Actually getting the score
emringer_score.py script will also print a series of statistics, culminating in the EMRinger score. This is the value that should be used in "table 1" or the equivalent for any structure papers using EMRinger score as a validation statistic.
My score is near 0 (or negative); what now?
The histograms plotted by the
emringer_score.py script can come in handy for troubleshooting.

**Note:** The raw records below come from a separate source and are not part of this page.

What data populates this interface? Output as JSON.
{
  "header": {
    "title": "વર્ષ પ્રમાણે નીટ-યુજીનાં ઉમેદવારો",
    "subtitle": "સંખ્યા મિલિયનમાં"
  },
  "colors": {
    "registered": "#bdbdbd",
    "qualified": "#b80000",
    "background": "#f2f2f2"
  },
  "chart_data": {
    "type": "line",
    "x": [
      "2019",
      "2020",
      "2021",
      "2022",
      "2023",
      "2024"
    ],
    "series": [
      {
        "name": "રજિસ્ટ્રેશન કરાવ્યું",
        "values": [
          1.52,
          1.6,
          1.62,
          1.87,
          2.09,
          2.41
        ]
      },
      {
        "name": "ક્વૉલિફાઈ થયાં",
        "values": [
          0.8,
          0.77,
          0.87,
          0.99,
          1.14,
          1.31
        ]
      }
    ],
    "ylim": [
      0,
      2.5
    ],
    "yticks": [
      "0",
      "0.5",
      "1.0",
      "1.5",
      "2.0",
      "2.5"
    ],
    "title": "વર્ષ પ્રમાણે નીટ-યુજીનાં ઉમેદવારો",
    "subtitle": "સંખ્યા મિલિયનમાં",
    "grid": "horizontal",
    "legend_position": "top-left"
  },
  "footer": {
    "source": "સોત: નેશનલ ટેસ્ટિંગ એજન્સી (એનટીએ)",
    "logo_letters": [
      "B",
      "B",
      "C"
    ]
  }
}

If the results look like relatively flat noise, and you are confident in the quality of your map, it is likely that the position of the model does not line up with the map. Try loading your structure into pymol and seeing whether they overlap. You can do the same in Chimera, but it can detect and correct for some problems so that improperly aligned models might appear aligned. Position your model in the map well as described above; in a worst case scenario,
phenix.real_space_refine should be able to correct the fit, but it may change your model somewhat in the process. Your model may need further improvement if it continues to score poorly after fitting, and it is also possible that your map is too low in resolution to resolve side chains.

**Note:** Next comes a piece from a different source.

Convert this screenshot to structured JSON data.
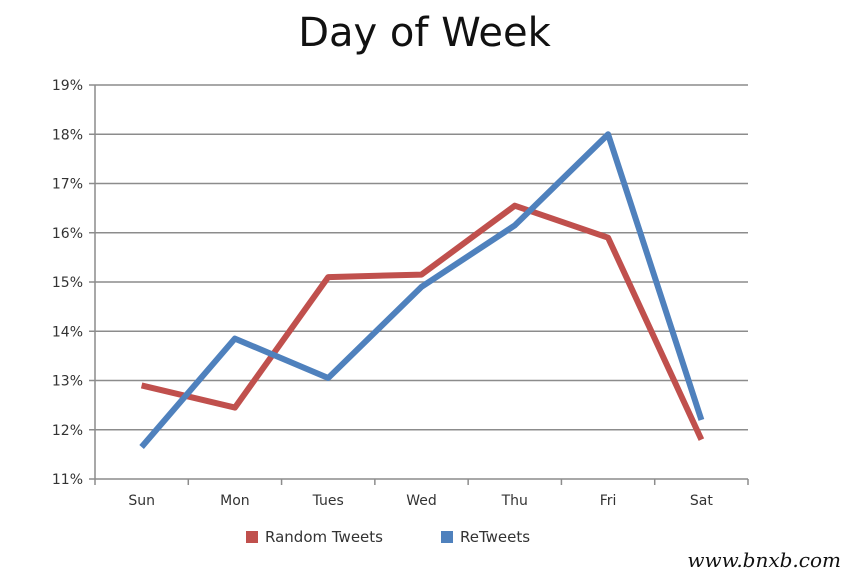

If there is a significant number of peaks in the 0-20º range, or around 120º, you may be sampling into the backbone density during the EMRinger scan. This can happen in low resolution maps, but has been seen in a few cases in higher resolution maps. The solution we have found is to apply a small amount of B-factor sharpening. In general, B-factor sharpening decreases EMRinger scores in our experience, so we recommend using as small a degree of sharpening as possible to eliminate the sampling into the backbone. Large amounts of sharpening broadens the peaks in the EMRinger scan, making the assigned peak angle less accurate and more likely to be non-rotameric. It also may be necessary to perform further refinement, as slightly misplaced backbone positions can exacerbate the problem.
Doing other things with EMRinger
To run other scripts used in the EMRinger manuscript, the following usage patterns are advised.
To calculate residue-specific EMRinger scores (such as those used for radiation damage analysis):
phenix.python emringer_residue.py -i PDB_emringer.pkl -r ASP,GLU
To calculate rolling window EMRinger analysis:
phenix.python emringer_rolling.py -i PDB_emringer.pkl
To calculate per-residue RSCC:
phenix.python em_rscc PDB.pdb MAP.map d_min=3.27 # d_min should be the resolution of the map.